En octobre dernier j’ai eu recours à une IVG médicamenteuse, première intervention de ce type pour moi, première hospitalisation, et pas des moindres.
L’IVG médicamenteuse est une technique qui consiste à avorter en prenant un médicament contenant de la mifépristone, qui va bloquer la progestérone et donc contracter l’utérus et expulser l’embryon.
Cette technique provoque donc des saignements qui peuvent ressembler à des règles abondantes.
En France, l’IVG médicamenteuse est possible jusqu’à la fin de la 5e semaine de grossesse, soit 7 semaines après le début des dernières règles.

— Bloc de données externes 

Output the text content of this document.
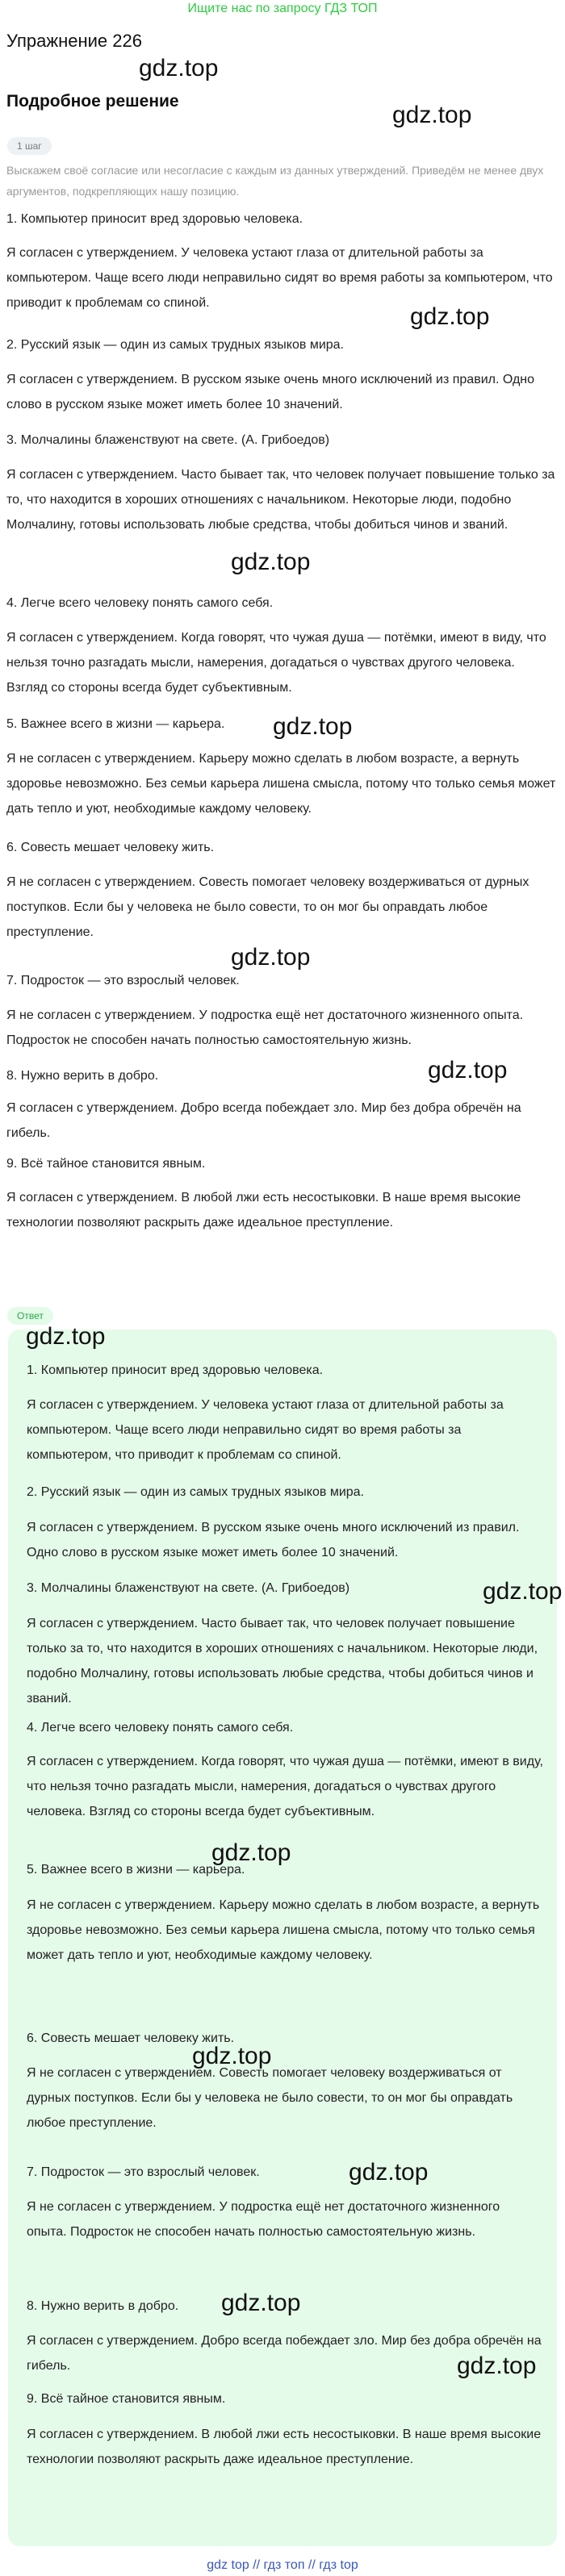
Ищите нас по запросу ГДЗ ТОП
Упражнение 226
gdz.top
Подробное решение
gdz.top
1 шаг
Выскажем своё согласие или несогласие с каждым из данных утверждений. Приведём не менее двух аргументов, подкрепляющих нашу позицию.
1. Компьютер приносит вред здоровью человека.
Я согласен с утверждением. У человека устают глаза от длительной работы за компьютером. Чаще всего люди неправильно сидят во время работы за компьютером, что приводит к проблемам со спиной.
gdz.top
2. Русский язык — один из самых трудных языков мира.
Я согласен с утверждением. В русском языке очень много исключений из правил. Одно слово в русском языке может иметь более 10 значений.
3. Молчалины блаженствуют на свете. (А. Грибоедов)
Я согласен с утверждением. Часто бывает так, что человек получает повышение только за то, что находится в хороших отношениях с начальником. Некоторые люди, подобно Молчалину, готовы использовать любые средства, чтобы добиться чинов и званий.
gdz.top
4. Легче всего человеку понять самого себя.
Я согласен с утверждением. Когда говорят, что чужая душа — потёмки, имеют в виду, что нельзя точно разгадать мысли, намерения, догадаться о чувствах другого человека. Взгляд со стороны всегда будет субъективным.
5. Важнее всего в жизни — карьера.	gdz.top
Я не согласен с утверждением. Карьеру можно сделать в любом возрасте, а вернуть здоровье невозможно. Без семьи карьера лишена смысла, потому что только семья может дать тепло и уют, необходимые каждому человеку.
6. Совесть мешает человеку жить.
Я не согласен с утверждением. Совесть помогает человеку воздерживаться от дурных поступков. Если бы у человека не было совести, то он мог бы оправдать любое преступление.
gdz.top
7. Подросток — это взрослый человек.
Я не согласен с утверждением. У подростка ещё нет достаточного жизненного опыта. Подросток не способен начать полностью самостоятельную жизнь.
gdz.top
8. Нужно верить в добро.
Я согласен с утверждением. Добро всегда побеждает зло. Мир без добра обречён на гибель.
9. Всё тайное становится явным.
Я согласен с утверждением. В любой лжи есть несостыковки. В наше время высокие технологии позволяют раскрыть даже идеальное преступление.
Ответ
gdz.top
1. Компьютер приносит вред здоровью человека.
Я согласен с утверждением. У человека устают глаза от длительной работы за компьютером. Чаще всего люди неправильно сидят во время работы за компьютером, что приводит к проблемам со спиной.
2. Русский язык — один из самых трудных языков мира.
Я согласен с утверждением. В русском языке очень много исключений из правил. Одно слово в русском языке может иметь более 10 значений.
gdz.top
3. Молчалины блаженствуют на свете. (А. Грибоедов)
Я согласен с утверждением. Часто бывает так, что человек получает повышение только за то, что находится в хороших отношениях с начальником. Некоторые люди, подобно Молчалину, готовы использовать любые средства, чтобы добиться чинов и званий.
4. Легче всего человеку понять самого себя.
Я согласен с утверждением. Когда говорят, что чужая душа — потёмки, имеют в виду, что нельзя точно разгадать мысли, намерения, догадаться о чувствах другого человека. Взгляд со стороны всегда будет субъективным.
gdz.top
5. Важнее всего в жизни — карьера.
Я не согласен с утверждением. Карьеру можно сделать в любом возрасте, а вернуть здоровье невозможно. Без семьи карьера лишена смысла, потому что только семья может дать тепло и уют, необходимые каждому человеку.
gdz.top
6. Совесть мешает человеку жить.
Я не согласен с утверждением. Совесть помогает человеку воздерживаться от дурных поступков. Если бы у человека не было совести, то он мог бы оправдать любое преступление.
gdz.top
7. Подросток — это взрослый человек.
Я не согласен с утверждением. У подростка ещё нет достаточного жизненного опыта. Подросток не способен начать полностью самостоятельную жизнь.
gdz.top
8. Нужно верить в добро.
Я согласен с утверждением. Добро всегда побеждает зло. Мир без добра обречён на гибель.	gdz.top
9. Всё тайное становится явным.
Я согласен с утверждением. В любой лжи есть несостыковки. В наше время высокие технологии позволяют раскрыть даже идеальное преступление.
gdz top // гдз топ // гдз top
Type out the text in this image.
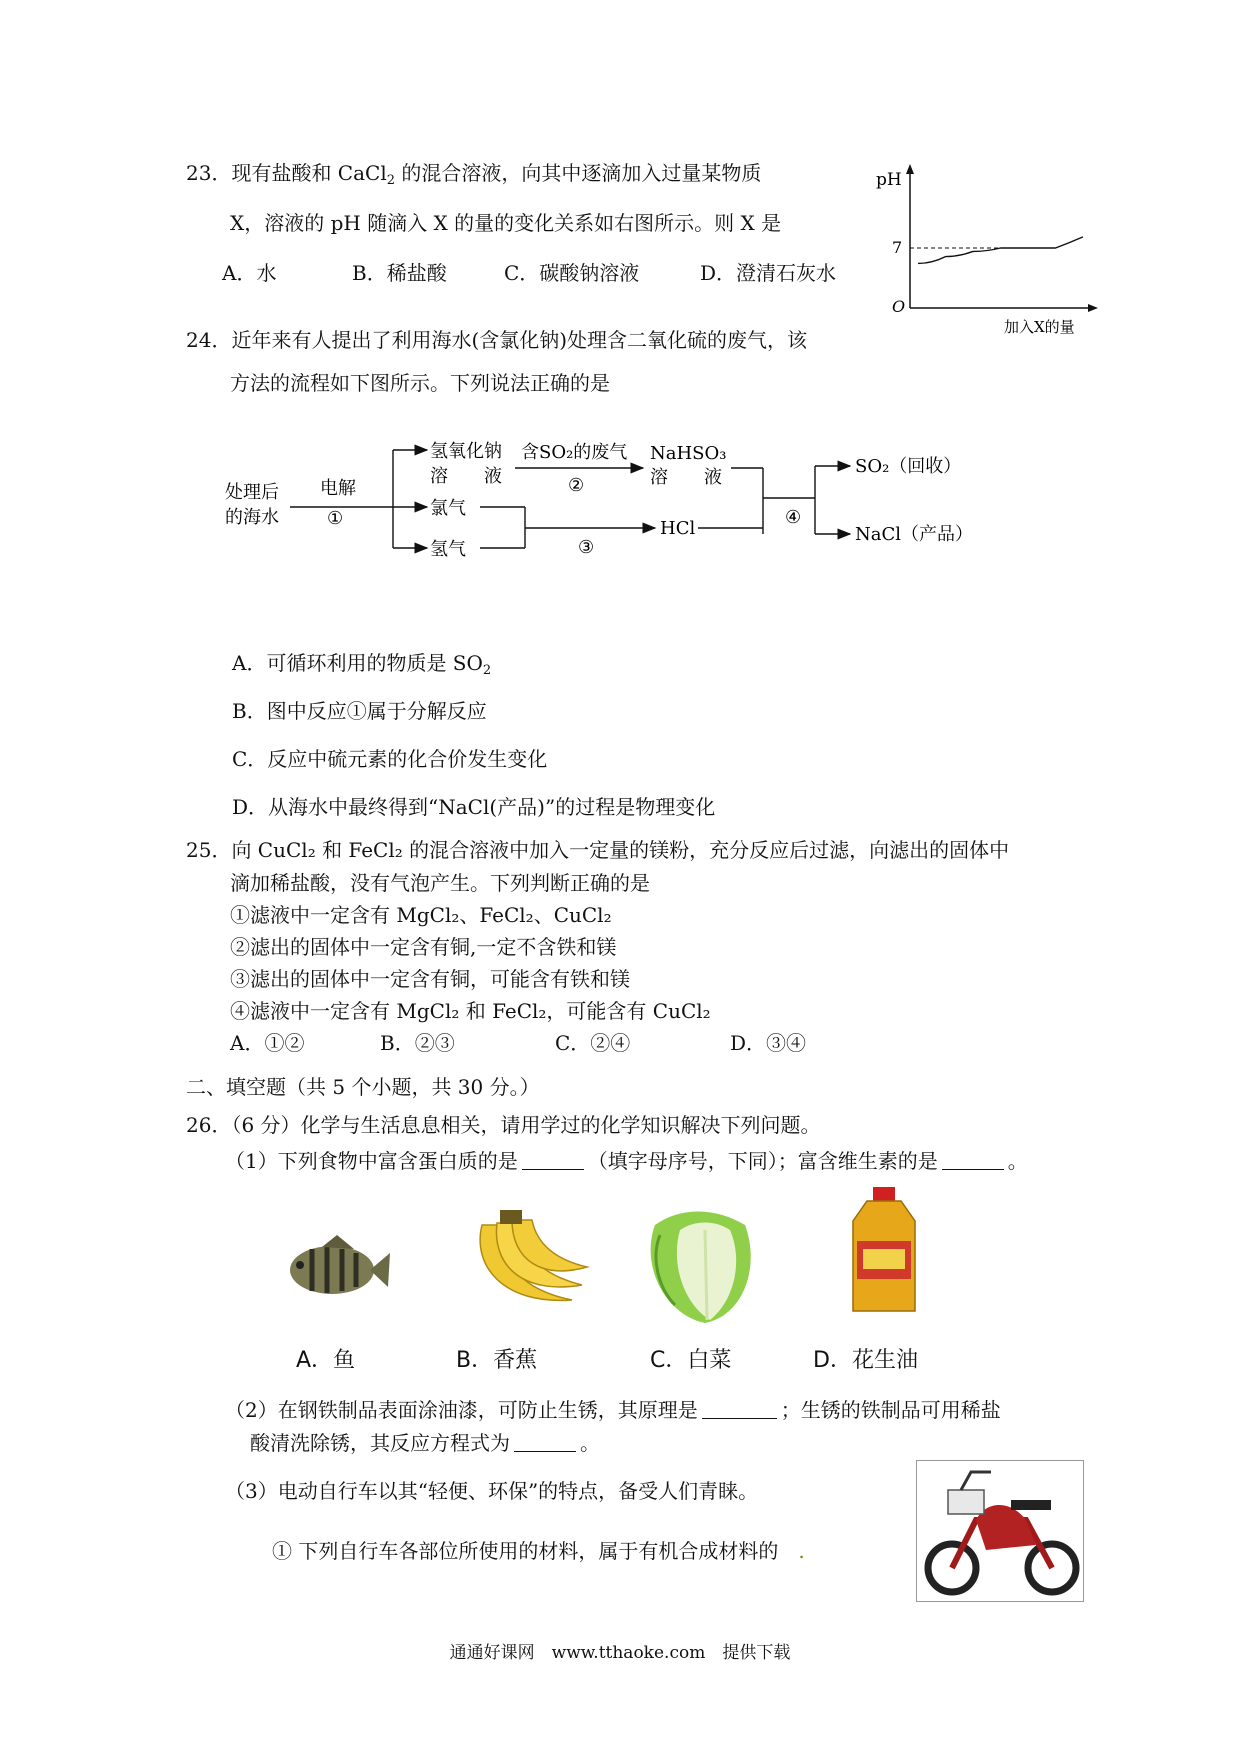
23．现有盐酸和 CaCl$_2$ 的混合溶液，向其中逐滴加入过量某物质
X，溶液的 pH 随滴入 X 的量的变化关系如右图所示。则 X 是
A．水	B．稀盐酸	C．碳酸钠溶液	D．澄清石灰水
pH
7
O
加入X的量
24．近年来有人提出了利用海水(含氯化钠)处理含二氧化硫的废气，该
方法的流程如下图所示。下列说法正确的是
处理后
的海水
电解
①
氢氧化钠
溶　　液
含SO₂的废气
②
NaHSO₃
溶　　液
氯气
氢气	③
HCl
④
SO₂（回收）
NaCl（产品）
A．可循环利用的物质是 $SO_2$
B．图中反应①属于分解反应
C．反应中硫元素的化合价发生变化
D．从海水中最终得到“NaCl(产品)”的过程是物理变化
25．向 CuCl₂ 和 FeCl₂ 的混合溶液中加入一定量的镁粉，充分反应后过滤，向滤出的固体中
滴加稀盐酸，没有气泡产生。下列判断正确的是
①滤液中一定含有 MgCl₂、FeCl₂、CuCl₂
②滤出的固体中一定含有铜,一定不含铁和镁
③滤出的固体中一定含有铜，可能含有铁和镁
④滤液中一定含有 MgCl₂ 和 FeCl₂，可能含有 CuCl₂
A．①②	B．②③	C．②④	D．③④
二、填空题（共 5 个小题，共 30 分。）
26．（6 分）化学与生活息息相关，请用学过的化学知识解决下列问题。
（1）下列食物中富含蛋白质的是	（填字母序号，下同）；富含维生素的是	。
A．鱼	B．香蕉	C．白菜	D．花生油
（2）在钢铁制品表面涂油漆，可防止生锈，其原理是	；生锈的铁制品可用稀盐
酸清洗除锈，其反应方程式为	。
（3）电动自行车以其“轻便、环保”的特点，备受人们青睐。
① 下列自行车各部位所使用的材料，属于有机合成材料的 .
通通好课网　www.tthaoke.com　提供下载
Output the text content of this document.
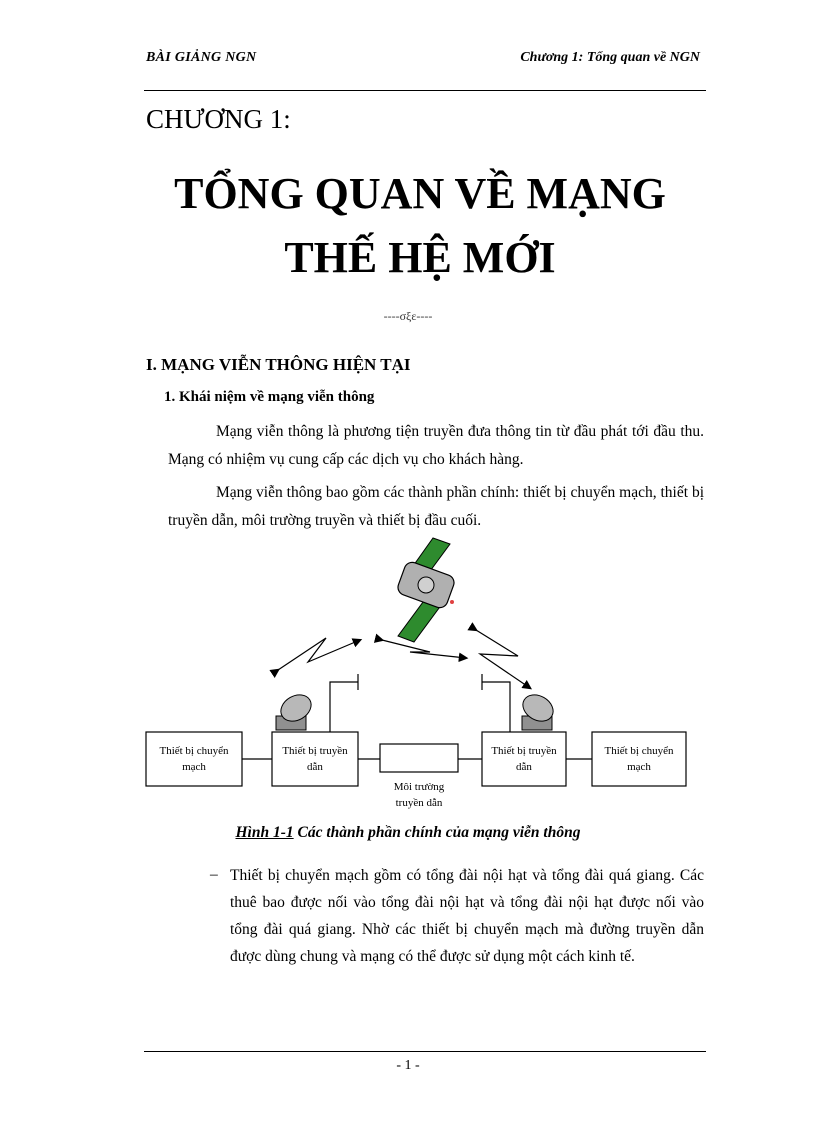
BÀI GIẢNG NGN	Chương 1: Tổng quan về NGN
CHƯƠNG 1:
TỔNG QUAN VỀ MẠNG
THẾ HỆ MỚI
----σξε----
I. MẠNG VIỄN THÔNG HIỆN TẠI
1. Khái niệm về mạng viễn thông

Mạng viễn thông là phương tiện truyền đưa thông tin từ đầu phát tới đầu thu. Mạng có nhiệm vụ cung cấp các dịch vụ cho khách hàng.

Mạng viễn thông bao gồm các thành phần chính: thiết bị chuyển mạch, thiết bị truyền dẫn, môi trường truyền và thiết bị đầu cuối.

Thiết bị chuyển
mạch
Thiết bị truyền
dẫn
Môi trường
truyền dẫn
Thiết bị truyền
dẫn
Thiết bị chuyển
mạch
Hình 1-1 Các thành phần chính của mạng viễn thông
– Thiết bị chuyển mạch gồm có tổng đài nội hạt và tổng đài quá giang. Các thuê bao được nối vào tổng đài nội hạt và tổng đài nội hạt được nối vào tổng đài quá giang. Nhờ các thiết bị chuyển mạch mà đường truyền dẫn được dùng chung và mạng có thể được sử dụng một cách kinh tế.

- 1 -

Si l’interruption volontaire de grossesse médicamenteuse est pratiquée dans un établissement de santé, ce délai peut s’étendre à 7 semaines de grossesse, soit 9 semaines après le début des dernières règles. (source)
Quand j’ai découvert que j’étais enceinte
Quand j’ai découvert que j’étais enceinte, je n’ai même pas réfléchi à l’aboutissement de cette grossesse. Étudiante et plus du tout en bon terme avec le « papa », j’étais seule face à cette grossesse, et il était hors de question de le garder.
La période entre la suspicion de grossesse et le fameux test indiquant « enceinte 2-3 semaines » fut une période TRÈS TRÈS stressante pour moi.
Je passais mes nuits sur des forums et autres sites pseudo médicaux pour me rassurer alors que j’étais bel et bien enceinte.
Après ce fameux test, j’ai entamé les démarches pour avorter, et je me suis rendue compte de la chance d’habiter dans un pays où l’avortement n’est ni mortel ni puni par la loi.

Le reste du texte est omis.